João Carlos Mansur deixa presidência do conselho da Revee após operação da Polícia Federal

João Carlos Mansur, alvo da operação da PF, renunciou à presidência do conselho da Revee, empresa que administra concessões públicas e está listada na B3.

João Carlos Mansur, fundador da Reag Investimentos e alvo da segunda fase da Operação Compliance Zero, da Polícia Federal, renunciou ao cargo de presidente do Conselho de Administração da Revee, empresa listada na B3 que atua na concessão e gestão de equipamentos públicos em cidades como Belo Horizonte (MG) e Recife (PE).

Operação Compliance Zero e impacto na gestão da Revee

A renúncia de Mansur foi divulgada em fato relevante da Revee na noite de 14 de janeiro, mesmo dia em que a Polícia Federal realizou a operação que visou suas atividades. Wisam Kamel Ayache, membro independente do conselho, também deixou seu cargo.

A Revee comunicou que, diante da vacância da maioria dos cargos do Conselho de Administração, iniciou um processo de seleção para recomposição do órgão e convocará assembleia geral de acionistas para deliberação dentro de 30 dias.

Trajetória e influência de João Carlos Mansur

Mansur ganhou destaque no mercado financeiro ao fundar a Reag Investimentos, especializada na estruturação de mais de 200 fundos de investimento, e teve papel relevante como conselheiro do Palmeiras, intermediando acordos para a construção do Allianz Parque.

Ao criar a Revee, Mansur convidou Luis Davantel para assumir a presidência executiva, com o objetivo de replicar o modelo de gestão de arenas esportivas e culturais, expandindo a atuação em concessões públicas pelo país.

Expansão e desafios da Revee

Entre os ativos da Revee estão a Arena Fonte Luminosa em Araraquara (SP), o ginásio Geraldão em Recife, e a Serraria Souza Pinto em Belo Horizonte (MG). A empresa estabeleceu contratos de concessão de longo prazo, investindo milhões em infraestrutura.
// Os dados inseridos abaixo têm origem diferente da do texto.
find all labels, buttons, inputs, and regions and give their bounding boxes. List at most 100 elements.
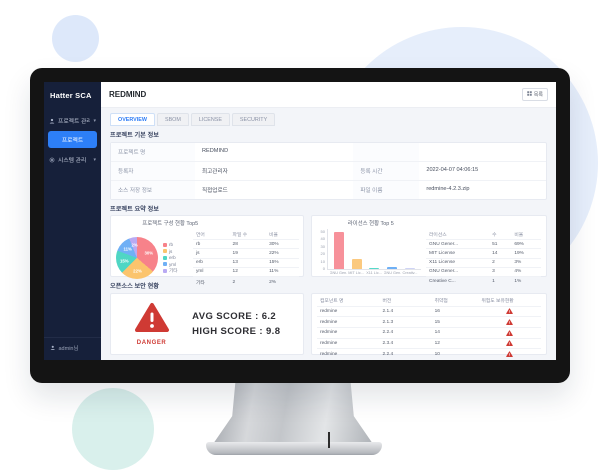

No entanto, projetos como a reforma do estádio Canindé, em São Paulo, e a construção de uma arena multiuso no Anhembi foram cancelados. A Revee também tentou adquirir participações em clubes e arenas, mas sofreu revés, como o cancelamento da compra de 40% do clube português Marítimo da Madeira.

Queda nas ações e movimentações recentes

Após a Operação Carbono Oculto em agosto de 2025, que afetou Mansur e a Reag, as ações da Revee sofreram forte desvalorização, caindo de picos acima de R$ 30 para valores em torno de R$ 2,34 em janeiro de 2026.

Além das renúncias de Mansur e Ayache, outros executivos como Luis Davantel e Lucas Dias Trevisan também deixaram seus cargos recentemente, evidenciando a instabilidade na gestão da companhia.

Perspectivas para a Revee

Com a recomposição do Conselho de Administração em curso, a Revee enfrenta o desafio de recuperar a confiança do mercado e retomar seus planos de expansão, diante das investigações da Polícia Federal e dos cancelamentos de projetos emblemáticos.

A situação da Revee reflete os riscos que empresas listadas na B3 enfrentam ao atuar em setores regulados e de alta complexidade, sobretudo quando envolvidas em operações policiais que podem afetar diretamente sua governança e valor de mercado.